The budget request includes about $396,000 in contracts, with one recurring item a media‑buying contract with the Kolai Moku Group led by John Ayato. Brennan and staff confirmed the contract runs roughly $160,000 a year and is billed and budgeted under “contracts.” Brennan and communications staff said Kolai Moku negotiates station packages and occasional promotional add‑ons and that the agency has used the company to place ads for events such as the Merry Monarch and Hokule‘a coverage.
Trustees repeatedly pressed the communications team on whether the media buys could be done in‑house once positions are filled, and whether the contract price represented good value. Kelly Swallow, communications strategist, said a major reason to retain the contractor is scale and relationships: “He negotiates different deals that we get. Sometimes we get extra value and things thrown in because of his negotiations,” Swallow said, adding that OHA’s in‑house team is still rebuilding after vacancies.

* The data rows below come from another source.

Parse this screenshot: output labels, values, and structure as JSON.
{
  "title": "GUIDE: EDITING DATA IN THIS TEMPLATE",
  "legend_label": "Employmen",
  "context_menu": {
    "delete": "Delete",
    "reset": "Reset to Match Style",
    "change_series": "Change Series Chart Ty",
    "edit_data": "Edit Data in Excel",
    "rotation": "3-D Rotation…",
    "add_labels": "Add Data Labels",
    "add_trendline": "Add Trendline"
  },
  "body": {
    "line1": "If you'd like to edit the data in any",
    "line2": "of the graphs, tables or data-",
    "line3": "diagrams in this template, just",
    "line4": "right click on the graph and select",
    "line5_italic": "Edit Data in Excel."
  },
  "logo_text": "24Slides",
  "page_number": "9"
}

Brennan said the division currently has five staff and expects to post a senior communications specialist and hire a multimedia designer, bringing the team to seven. He said most of the communications budget is personnel and overhead and that smaller line items—website work, equipment replacement and travel for neighbor‑island meetings—are included as program and equipment costs.
Trustees also focused on Kavaiola, OHA’s monthly publication. Publications editor Pua Acomine Fernandez said the office maintains both print and digital distribution because many subscribers—particularly kupuna and diaspora subscribers on the mainland—prefer a mailed copy. Fernandez said the organization currently distributes roughly 51,000–52,000 print copies and about 20,000 digital subscriptions, for a combined circulation in the neighborhood of 70,000.
Printing and postage are the single largest communications expense, trustees were told. Trustees asked whether the paper could move faster to digital to save costs; Fernandez said OHA maintains digital channels but that “there is a demand and desire, at least in 2025, for the paper version.” She said OHA budgets for an app and for digital outreach but still expects substantial print demand in the near term.
On website redevelopment, Brennan said staff had prepared initial work and estimates and budgeted $55,000 for a revamp of OHA.org; trustees recommended closer coordination between the web redesign and a separate data/dashboard work being proposed elsewhere in the budget, and suggested higher estimates may be needed depending on scope. Brennan said vendors quoted a range from about $25,000 to $55,000 for a site revamp and the team budgeted toward the high end as a cushion.
Trustees also discussed travel and event coverage, including requests to fund staff presence at the Indigenous Journalists Association conference and for stronger live‑production capabilities. Trustees and staff floated building a small in‑house studio at the Nālamakūku‘i site for podcasts, livestreams and press events; staff said modest technology funds exist now, and that past quarters had set aside small sums for a studio build‑out but a larger project would need added funding.
Brennan and staff emphasized that communications measures success by whether OHA programs are reaching beneficiaries and by qualitative community reactions, while noting that social media metrics such as engagement are also tracked. The team described a curated social feed strategy, routine boosts and targeted outreach to homestead areas and other high‑concentration Native Hawaiian communities, and said direct messages and comment moderation largely fall to one staff member with informal support from colleagues.
Trustees asked staff to provide line‑item references when possible; staff cited contract line numbers during the presentation and agreed to follow up with specific budget locations for the Kolai Moku contract and other line items.
Ending: Trustees thanked the communications team for the presentation and asked staff to return with clarifications on contract line items, website scope and travel placeholders. The board paused for a short recess before the next presentations.